MPI_Get_count - Gets the number of top-level elements received.
126.96.36.199.1. C Syntax
#include <mpi.h> int MPI_Get_count(const MPI_Status *status, MPI_Datatype datatype, int *count)
188.8.131.52.2. Fortran Syntax
USE MPI ! or the older form: INCLUDE 'mpif.h' MPI_GET_COUNT(STATUS, DATATYPE, COUNT, IERROR) INTEGER STATUS(MPI_STATUS_SIZE), DATATYPE, COUNT, IERROR
184.108.40.206.3. Fortran 2008 Syntax
USE mpi_f08 MPI_Get_count(status, datatype, count, ierror) TYPE(MPI_Status), INTENT(IN) :: status TYPE(MPI_Datatype), INTENT(IN) :: datatype INTEGER, INTENT(OUT) :: count INTEGER, OPTIONAL, INTENT(OUT) :: ierror
220.127.116.11. INPUT PARAMETERS
status : Return status of receive operation (status).
datatype : Datatype of each receive buffer element (handle).
18.104.22.168. OUTPUT PARAMETERS
count : Number of received elements (integer).
IERROR : Fortran only: Error status (integer).
Returns the number of entries received. (We count entries, each of type datatype, not bytes.) The datatype argument should match the argument provided by the receive call that set the status variable. (As explained in Section 3.12.5 in the MPI-1 Standard, “Use of General Datatypes in Communication,” MPI_Get_count may, in certain situations, return the value MPI_UNDEFINED.)
The datatype argument is passed to MPI_Get_count to improve performance. A message might be received without counting the number of elements it contains, and the count value is often not needed. Also, this allows the same function to be used after a call to MPI_Probe.
If the size of the datatype is zero, this routine will return a count of zero. If the amount of data in status is not an exact multiple of the size of datatype (so that count would not be integral), a count of MPI_UNDEFINED is returned instead.
Almost all MPI routines return an error value; C routines as the return result of the function and Fortran routines in the last argument.
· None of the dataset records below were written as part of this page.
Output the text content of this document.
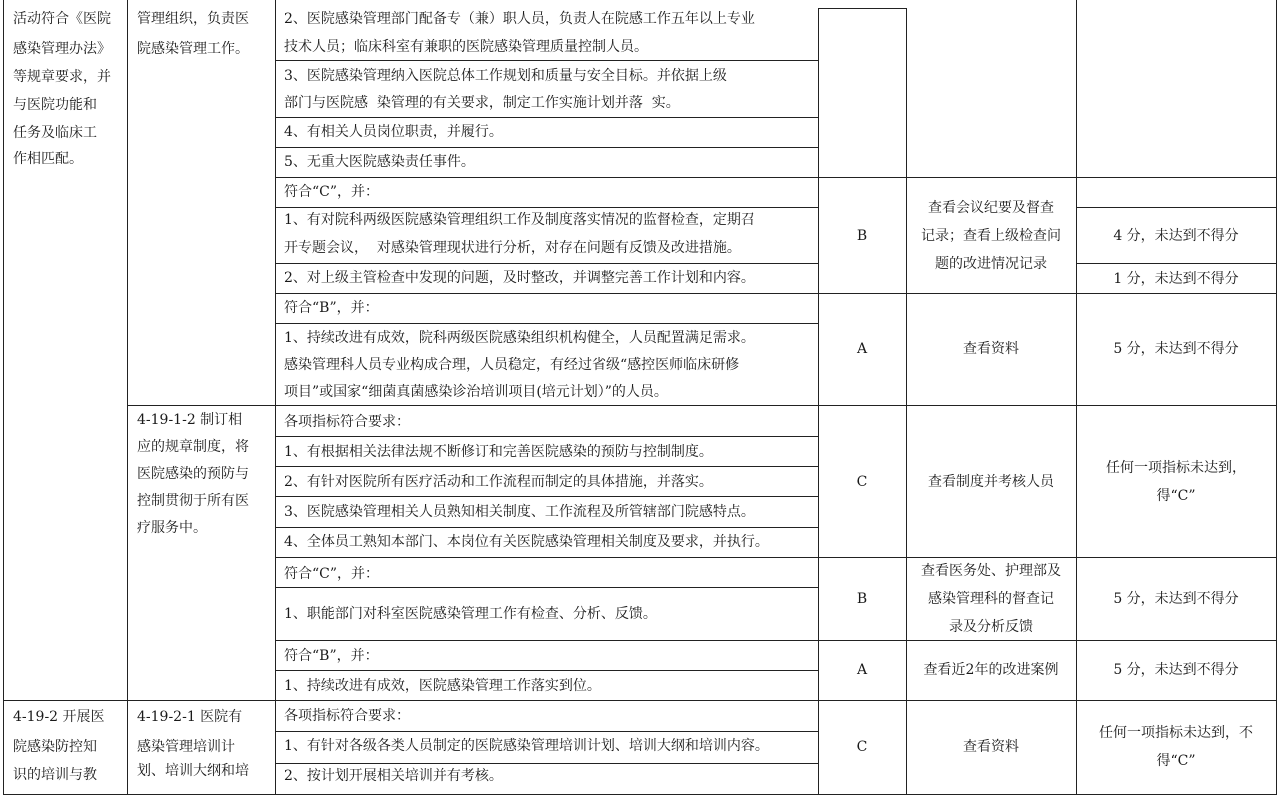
活动符合《医院
感染管理办法》
等规章要求，并
与医院功能和
任务及临床工
作相匹配。
4-19-2 开展医
院感染防控知
识的培训与教
管理组织，负责医
院感染管理工作。
4-19-1-2 制订相
应的规章制度，将
医院感染的预防与
控制贯彻于所有医
疗服务中。
4-19-2-1 医院有
感染管理培训计
划、培训大纲和培
2、医院感染管理部门配备专（兼）职人员，负责人在院感工作五年以上专业
技术人员；临床科室有兼职的医院感染管理质量控制人员。
3、医院感染管理纳入医院总体工作规划和质量与安全目标。并依据上级
部门与医院感  染管理的有关要求，制定工作实施计划并落  实。
4、有相关人员岗位职责，并履行。
5、无重大医院感染责任事件。
符合“C”，并：
1、有对院科两级医院感染管理组织工作及制度落实情况的监督检查，定期召
开专题会议，  对感染管理现状进行分析，对存在问题有反馈及改进措施。
2、对上级主管检查中发现的问题，及时整改，并调整完善工作计划和内容。
符合“B”，并：
1、持续改进有成效，院科两级医院感染组织机构健全，人员配置满足需求。
感染管理科人员专业构成合理，人员稳定，有经过省级“感控医师临床研修
项目”或国家“细菌真菌感染诊治培训项目(培元计划）”的人员。
各项指标符合要求：
1、有根据相关法律法规不断修订和完善医院感染的预防与控制制度。
2、有针对医院所有医疗活动和工作流程而制定的具体措施，并落实。
3、医院感染管理相关人员熟知相关制度、工作流程及所管辖部门院感特点。
4、全体员工熟知本部门、本岗位有关医院感染管理相关制度及要求，并执行。
符合“C”，并：
1、职能部门对科室医院感染管理工作有检查、分析、反馈。
符合“B”，并：
1、持续改进有成效，医院感染管理工作落实到位。
各项指标符合要求：
1、有针对各级各类人员制定的医院感染管理培训计划、培训大纲和培训内容。
2、按计划开展相关培训并有考核。
B
A
C
B
A
C
查看会议纪要及督查
记录；查看上级检查问
题的改进情况记录
查看资料
查看制度并考核人员
查看医务处、护理部及
感染管理科的督查记
录及分析反馈
查看近2年的改进案例
查看资料
4 分，未达到不得分
1 分，未达到不得分
5 分，未达到不得分
任何一项指标未达到，
得“C”
5 分，未达到不得分
5 分，未达到不得分
任何一项指标未达到，不
得“C”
Before the error value is returned, the current MPI error handler associated with the communication object (e.g., communicator, window, file) is called. If no communication object is associated with the MPI call, then the call is considered attached to MPI_COMM_SELF and will call the associated MPI error handler. When MPI_COMM_SELF is not initialized (i.e., before MPI_INIT / MPI_INIT_THREAD, after MPI_FINALIZE, or when using the Sessions Model exclusively) the error raises the initial error handler. The initial error handler can be changed by calling MPI_COMM_SET_ERRHANDLER on MPI_COMM_SELF when using the World model, or the mpi_initial_errhandler CLI argument to mpiexec or info key to MPI_COMM_SPAWN[_MULTIPLE]. If no other appropriate error handler has been set, then the MPI_ERRORS_RETURN error handler is called for MPI I/O functions and the MPI_ERRORS_ABORT error handler is called for all other MPI functions.
In the sessions model, the error handler can be set during MPI_Session_init.
Open MPI includes three predefined error handlers that can be used:
MPI_ERRORS_ARE_FATAL: Causes the program to abort all connected MPI processes. MPI_ERRORS_ABORT: An error handler that can be invoked on a communicator, window, file, or session. When called on a communicator, it acts as if MPI_ABORT was called on that communicator. If called on a window or file, acts as if MPI_ABORT was called on a communicator containing the group of processes in the corresponding window or file. If called on a session, aborts only the local process. MPI_ERRORS_RETURN: Returns an error code to the application.
MPI applications can also implement their own error handlers.
Note that MPI does not guarantee that an MPI program can continue past an error.
See the MPI man page for a full list of MPI error codes.
See the Error Handling section of the MPI-3 standard for more information.
If the value to be returned is larger than can fit into the count parameter, an MPI_ERR_TRUNCATE error is raised.